Não queria mais falar de Corona vírus, de Covid-19, do quanto esta doença está mexendo com o nosso dia a dia e com a saúde e economia do país. Porém, hoje tudo está relacionado a isso. O exagero de lives para informar sobre a doença, quando, depois de tanta informação já repassada, os números de casos e óbitos em uma imagem no fim do dia já seria suficiente. O mesmo exagero pode ser verificado na própria mídia. A vida continua apesar do vírus. Não que os noticiários não devam informar, mas só falar disso, além de cansar o público, dá a impressão que nada mais acontece no estado e no país. Das redes sociais, nem vou comentar. Cansamos de tantos “analistas”, “especialistas”, “julgadores”, bi-polarizando a questão como se donos da verdade fossem.
É preciso estar aberto às opiniões (fundamentadas e bem argumentadas, claro) que trazem horizontes e não fecham convicções. A comunicação é a mola mestra da sociedade, porém uma pseudo-comunicação que fecha questão em torno de uma ideia única, massifica uma posição unilateral e fixa posição em um “samba de uma nota só”, é extremamente prejudicial para as pessoas e, consequentemente, para a sociedade. Quando, há décadas, solidifiquei minha linha acadêmica de pesquisa sobre a indução midiática para a formação de uma “opinião pública”, tanto na graduação quanto na pós graduação, não imaginei que tal situação se mostraria tão aparente e escancarada quanto hoje em dia.

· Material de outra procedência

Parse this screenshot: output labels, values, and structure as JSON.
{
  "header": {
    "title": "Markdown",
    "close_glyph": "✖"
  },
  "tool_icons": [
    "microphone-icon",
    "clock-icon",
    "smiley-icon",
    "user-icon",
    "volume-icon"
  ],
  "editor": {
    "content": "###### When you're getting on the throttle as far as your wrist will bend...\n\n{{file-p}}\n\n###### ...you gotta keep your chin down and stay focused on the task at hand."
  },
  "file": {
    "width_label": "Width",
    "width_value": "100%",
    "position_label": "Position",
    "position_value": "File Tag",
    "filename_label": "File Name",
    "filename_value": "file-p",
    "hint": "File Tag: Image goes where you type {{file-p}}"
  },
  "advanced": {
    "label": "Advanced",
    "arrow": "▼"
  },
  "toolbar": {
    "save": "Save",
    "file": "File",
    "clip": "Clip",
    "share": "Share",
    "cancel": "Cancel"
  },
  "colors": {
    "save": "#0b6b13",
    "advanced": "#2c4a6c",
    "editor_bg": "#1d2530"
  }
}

O fato é que a vida continua e continuará para a imensa esmagadora maioria das pessoas após esta pandemia. A taxa de mortalidade é ínfima se comparada ao número de habitantes. Em 16 de abril, eram 1.761 mortes no Brasil para mais de 220 milhões de habitantes, o que representa 0,0008% do total. No mundo, na mesma data eram contabilizadas 133.666 óbitos para uma população de 7,7 bilhões de pessoas, ou seja 0,0018%. Ou seja, passaremos por este vírus com algumas baixas diretamente causadas por ele, mas com muitos problemas indiretos para todos. Ninguém rebate que será um tempo de dificuldades econômicas enormes, de não-avanços em diversas áreas devido aos investimentos emergenciais bilionários destinados ao combate do vírus, e de um atraso de pelo menos dois anos na retomada da economia nacional.
Por outro lado, quem trabalha no segmento da publicidade e marketing sabe que uma crise também gera oportunidades. Prova disto é que o comércio on line está apostando fichas na comunicação para o público do #fiqueemcasa. Aliás, no – agora mais lento – mundo da comunicação profissional da publicidade, as peças e frases colam na Covid, direta ou indiretamente, para potencializar vendas. É preciso fazer girar a economia, do jeito que dá. É preciso, em um momento tão difícil para todos, mostrar que a vida não acabou, o mundo não parou e que, apesar de mais parados, estamos vivos. Por incrível que pareça, vislumbrar um mundo em que as coisas ainda acontecem, agora, perpassam a sensação de vida e liberdade, duas das muitas que nos foram tolhidas graças à Covid. Restaurantes se transformaram em “delivery”, pessoas passaram a fabricar máscaras em casa, surgiram serviços onde eles não existiam. Todo mundo querendo sobreviver economicamente de um lado, e querendo se sentir vivo do outro.
Este vírus está deixando várias lições para todos. Uma delas, é que a comunicação pode ser perniciosa ou redentora. Outra é que os brasileiros se reinventam, ainda que o sofrimento econômico ainda esteja por vir.